The SVOD era has begun in Southeast Asia, picking up momentum last year as regional services joined local startups in the race for rights, distribution and subscribers.
Global SVOD platform Netflix however, a relative latecomer which only launched local services in Southeast Asia at the start of this year, is enjoying higher conversion rates from trial to paying subs than almost all regional and local rivals, according to new consumer research presented at this year’s APOS conference.
The findings were taken from a representative survey of fixed broadband users – a prime target for fledgling SVOD services – in three Asean markets: the Philippines, Singapore and Thailand.
The study was carried out in April by Media Partners Asia (MPA) and media research specialist BDRC Continental.
Of the eight alternatives covered by the survey, comprising two regional (i.e. Iflix and Hooq) and six local services, Netflix only trailed one, Thai startup Hollywood HDTV, in terms of paid conversions.
Hollywood HDTV, which launched in March 2014, enjoyed an 84% conversion rate in Thailand, the highest level recorded by the survey, versus 82% for the Thai version of Netflix.
Thailand is Southeast Asia’s most competitive and most developed SVOD market, where eight services are competing for a share of consumer spend.
However, consumer awareness of Netflix in Thailand, at 71% of fixed broadband users, was found to be markedly lower than in the Philippines (at 95%) and Singapore (at 90%), both markets with a bigger appetite for US content.
Nonetheless, paid conversions for Netflix were lower in these markets, at 63% in the Philippines and 68% in Singapore. That’s still higher than regional and domestic rivals in both countries, and also hints at better performance, for Netflix and others, as their SVOD industries mature.
At this stage, such findings are unlikely to concern Netflix, which is prioritizing bigger markets for now, and able to fall back on its global scale.
The platform faced a barrage of criticism earlier this year, when users discovered that local Netflix offerings offered less choice than the service in the US.
For local and regional SVOD hopefuls however, persuading people to sign up to paid tiers is a more pressing concern.
“If you have churns of 60-70% per annum, almost every 12-18 months you’re acquiring new subscribers,” said MPA vice-president Aravind Venugopal, presenting the study’s topline findings at APOS.
“That drains out your cash,” Venugopal added. “Your ability to generate free cash gets extended even longer.”
PRESSURE ON PAY-TV
In Thailand meanwhile, pay-TV revenues are also under pressure, creating prospects for cheaper or more flexible services, from incumbents or new entrants.
The BDRC survey found that around a third of Thai pay-TV subs were planning to cut the cord over the next 12 months, compared with around a quarter of pay-TV subs in the Philippines and Singapore.

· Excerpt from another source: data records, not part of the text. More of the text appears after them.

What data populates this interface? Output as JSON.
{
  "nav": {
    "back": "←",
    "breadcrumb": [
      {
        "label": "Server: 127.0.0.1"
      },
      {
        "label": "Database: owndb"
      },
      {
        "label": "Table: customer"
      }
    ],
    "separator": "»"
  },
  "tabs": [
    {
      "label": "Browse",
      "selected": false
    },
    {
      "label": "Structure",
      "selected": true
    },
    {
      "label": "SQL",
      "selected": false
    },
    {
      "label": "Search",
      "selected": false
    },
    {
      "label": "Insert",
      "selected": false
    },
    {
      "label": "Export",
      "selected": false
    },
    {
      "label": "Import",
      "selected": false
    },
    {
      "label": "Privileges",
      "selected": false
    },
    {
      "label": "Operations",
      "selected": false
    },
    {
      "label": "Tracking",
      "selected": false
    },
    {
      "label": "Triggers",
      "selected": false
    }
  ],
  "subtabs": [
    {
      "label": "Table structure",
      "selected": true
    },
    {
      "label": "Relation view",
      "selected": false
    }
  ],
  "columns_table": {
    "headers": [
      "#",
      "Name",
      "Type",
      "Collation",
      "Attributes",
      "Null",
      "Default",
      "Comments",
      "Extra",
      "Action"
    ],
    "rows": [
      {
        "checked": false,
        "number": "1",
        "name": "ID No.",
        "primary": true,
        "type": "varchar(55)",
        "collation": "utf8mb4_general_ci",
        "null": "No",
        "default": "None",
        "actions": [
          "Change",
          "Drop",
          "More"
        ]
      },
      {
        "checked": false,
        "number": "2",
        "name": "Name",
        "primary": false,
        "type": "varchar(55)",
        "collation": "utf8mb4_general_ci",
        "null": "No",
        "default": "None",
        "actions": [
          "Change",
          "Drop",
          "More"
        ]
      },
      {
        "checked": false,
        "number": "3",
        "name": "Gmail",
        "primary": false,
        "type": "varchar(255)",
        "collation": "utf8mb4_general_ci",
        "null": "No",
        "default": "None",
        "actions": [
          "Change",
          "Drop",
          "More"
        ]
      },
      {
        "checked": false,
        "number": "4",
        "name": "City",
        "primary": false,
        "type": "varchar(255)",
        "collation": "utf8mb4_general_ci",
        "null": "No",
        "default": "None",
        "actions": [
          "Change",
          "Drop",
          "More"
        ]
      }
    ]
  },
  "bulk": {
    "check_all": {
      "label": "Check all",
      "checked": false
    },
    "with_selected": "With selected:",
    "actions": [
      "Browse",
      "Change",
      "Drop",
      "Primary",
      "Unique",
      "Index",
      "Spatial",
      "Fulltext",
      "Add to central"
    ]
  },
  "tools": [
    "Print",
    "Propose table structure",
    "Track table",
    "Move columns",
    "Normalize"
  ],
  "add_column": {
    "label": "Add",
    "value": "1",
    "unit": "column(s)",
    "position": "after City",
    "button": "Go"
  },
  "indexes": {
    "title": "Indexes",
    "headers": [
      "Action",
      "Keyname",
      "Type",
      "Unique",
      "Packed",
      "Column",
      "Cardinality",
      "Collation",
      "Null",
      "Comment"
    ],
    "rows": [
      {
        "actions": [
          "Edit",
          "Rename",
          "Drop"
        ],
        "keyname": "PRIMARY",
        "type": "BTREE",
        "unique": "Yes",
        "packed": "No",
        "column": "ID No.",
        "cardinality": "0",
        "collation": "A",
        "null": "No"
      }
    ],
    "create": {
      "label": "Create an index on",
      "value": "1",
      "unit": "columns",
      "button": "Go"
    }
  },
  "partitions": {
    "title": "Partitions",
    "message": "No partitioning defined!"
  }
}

Additionally, around a third of subscribers to premium pay-TV channels in Thailand were also considering downgrading to cheaper packs, a similar level to the US. In the Philippines and Singapore, the figure was around 20%.
These trends may also reflect a growing reluctance to pay, as broadband makes pirated content more accessible.
Fixed broadband consumers were generally willing to pay significantly less for an ideal SVOD service, usually comprising early window Hollywood content currently found on pay-TV, than current prices charged by the pay-TV incumbent, the study found.
That difference proved to be smaller in the Philippines, however. Price sensitivity analysis set the optimal SVOD price for fixed broadband users in the Philippines at US$13.30 a month, close to the monthly Arpu for local cable leader, SkyCable.
Different dynamics are likely to come into play as the SVOD base expands, with the next wave of potential subscribers, connected via growth in mobile broadband, looking for different kinds of content at lower prices.
For now however, the immediate challenge facing SVOD players in Southeast Asia, especially in growth markets like the Philippines and Thailand, is winning over more affluent A and B demos.
Many are tying up with telcos, allowing top-tier subs of local broadband providers to sample their video-on-demand services for free, sometimes for long periods, in the hope people will be more willing to pay once the complimentary trial ends.
It’s a page out the playbook from the early days of pay-TV, where channels and platforms were able to persuade viewers that some movies and TV shows are worth paying for.
It’s also a risky proposition, however, that could commoditize premium content in a broadband world, where free and pirated options are common.
“It is a double-edged sword,” Venugopal warned.
“How the telcos and OTT players manage that integration, how they get messaging across to consumers that this is not a free product, that content is not free, is going to be crucial over the next 12-24 months.”